Seine erste Berührung mit der "Coronation Street" verbindet Hans W. Geißendörfer mit einer Enttäuschung. Anfang der 80er Jahre ist der Regisseur per Anhalter zu seiner neuen Liebe nach London unterwegs. Endlich klingelt er voller Vorfreude an der Tür des Vorstadthäuschens. Aber statt der erwarteten Begrüßung nach der anstrengenden Reise habe es laut Geißendörfer erst einmal geheißen: "Setzt dich mal aufs Sofa. Es läuft 'Coronation Street'". Wie Millionen andere Briten, so will sich auch die neue Freundin die aktuelle Folge von "Corrie" durch nichts und niemanden nehmen lassen.
Wie lang die Londoner Liebe hält, ist nicht überliefert. Der Eindruck jedenfalls, den "Coronation Street" als Quotenbringer des Privatsenders ITV auf den Regisseur gemacht hat, scheint nachhaltig gewesen zu sein. 1985 läuft nach ihrem Vorbild die erste Folge von Geißendörfers "Lindenstraße" in der ARD.
Leben zwischen Shop und Pub
Als am 9. Dezember 1960 die erste Folge der "Coronation Street" aus dem fiktiven Industriestädtchen Wheatherfield über die Bildschirme flimmert, ist der Erfolg des neuen Formats in Großbritannien noch nicht abzusehen. "Wir sendeten live", wird sich Serienerfinder Tony Warren später erinnern. "Es war eine Aufregung und Spannung im Studio – fast als wäre da ein roter Samtvorhang und direkt dahinter das Publikum."
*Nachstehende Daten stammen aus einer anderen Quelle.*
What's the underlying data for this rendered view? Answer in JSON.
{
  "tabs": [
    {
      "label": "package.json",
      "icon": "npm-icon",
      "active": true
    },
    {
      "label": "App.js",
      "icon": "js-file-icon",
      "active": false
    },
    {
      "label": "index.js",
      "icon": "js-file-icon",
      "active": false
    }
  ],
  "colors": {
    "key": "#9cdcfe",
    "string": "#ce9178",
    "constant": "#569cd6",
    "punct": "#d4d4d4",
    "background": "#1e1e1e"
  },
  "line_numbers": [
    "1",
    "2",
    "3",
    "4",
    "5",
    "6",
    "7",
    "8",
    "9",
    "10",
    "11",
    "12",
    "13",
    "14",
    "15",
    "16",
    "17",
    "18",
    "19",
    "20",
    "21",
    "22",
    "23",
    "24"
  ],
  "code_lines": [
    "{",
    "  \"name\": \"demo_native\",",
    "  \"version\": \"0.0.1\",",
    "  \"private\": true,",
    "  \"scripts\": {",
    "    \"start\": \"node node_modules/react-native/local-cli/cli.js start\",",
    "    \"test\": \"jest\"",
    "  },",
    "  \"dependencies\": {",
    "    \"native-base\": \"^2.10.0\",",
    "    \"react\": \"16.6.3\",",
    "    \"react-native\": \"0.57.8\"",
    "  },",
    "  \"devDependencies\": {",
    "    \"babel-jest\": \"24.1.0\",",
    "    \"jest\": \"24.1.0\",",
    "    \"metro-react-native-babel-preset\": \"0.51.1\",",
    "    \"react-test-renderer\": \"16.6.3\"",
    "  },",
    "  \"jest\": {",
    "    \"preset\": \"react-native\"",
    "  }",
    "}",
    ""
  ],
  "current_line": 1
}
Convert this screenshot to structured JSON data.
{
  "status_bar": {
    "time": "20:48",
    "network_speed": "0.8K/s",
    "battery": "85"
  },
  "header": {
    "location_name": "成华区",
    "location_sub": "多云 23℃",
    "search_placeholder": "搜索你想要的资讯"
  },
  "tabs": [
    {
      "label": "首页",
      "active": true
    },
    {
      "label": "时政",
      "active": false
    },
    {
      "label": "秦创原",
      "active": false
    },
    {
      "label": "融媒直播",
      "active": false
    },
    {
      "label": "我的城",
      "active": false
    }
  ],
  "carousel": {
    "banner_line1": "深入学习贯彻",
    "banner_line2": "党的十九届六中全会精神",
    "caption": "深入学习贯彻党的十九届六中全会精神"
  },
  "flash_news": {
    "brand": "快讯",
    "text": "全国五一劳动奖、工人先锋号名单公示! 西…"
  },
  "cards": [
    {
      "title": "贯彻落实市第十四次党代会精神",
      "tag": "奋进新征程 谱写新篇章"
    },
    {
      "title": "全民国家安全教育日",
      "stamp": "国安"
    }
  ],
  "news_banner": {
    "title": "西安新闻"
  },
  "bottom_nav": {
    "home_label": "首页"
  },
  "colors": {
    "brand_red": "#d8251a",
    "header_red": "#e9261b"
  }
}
Von Anfang an spielt die Serie vor dem Hintergrund einer Straßenkulisse im Stil einer typischen Arbeitersiedlung aus dem Norden Englands. Alles beginnt damit, dass alte Bewohner in der ersten Folge im kleinen Eckladen auf neue Nachbarn treffen. Der "Corner-Shop" bleibt über Jahrzehnte ein zentraler Spielort – ebenso wie der Pub "The Rovers Return", der am anderen Ende der Coronation Street angesiedelt ist.
Ein Blick in den Spiegel
Im Laden, der Kneipe und in ihren eigenen Wohnungen durchleben die Bewohner Alltagsleid und Alltagsfreude, Herz und Schmerz, Wohl und Wehe, Dramen und Komödien: und werden so zur Identifikationsfläche vor allem für Englands Arbeiterschicht. Montags, mittwochs und freitags versammelt die Seifenoper so durchschnittlich zehn Millionen Zuschauer vor den Fernsehgeräten, die im Grunde sich selbst beim Leben zuschauen. Heute ist die "Coronation Street"die älteste noch gesendete Soap der Welt.
Vom Glanz der Serie wollen auch Prominente profitieren. Sogar die eiserne Lady Maggie Thatcher lässt sich zu einem Auftritt erweichen. Und Cliff Richards erschrickt, als eine Straßenbewohnerin seine mollige Figur kommentiert. "Der Blick in den Spiegel zeigte mir: Ich hatte deutlich zugenommen. Da setzte ich mich sofort auf Diät", sagt der Sänger Jahre später. "Im Grunde verdanke ich der 'Coronation Street' meine heutige Figur."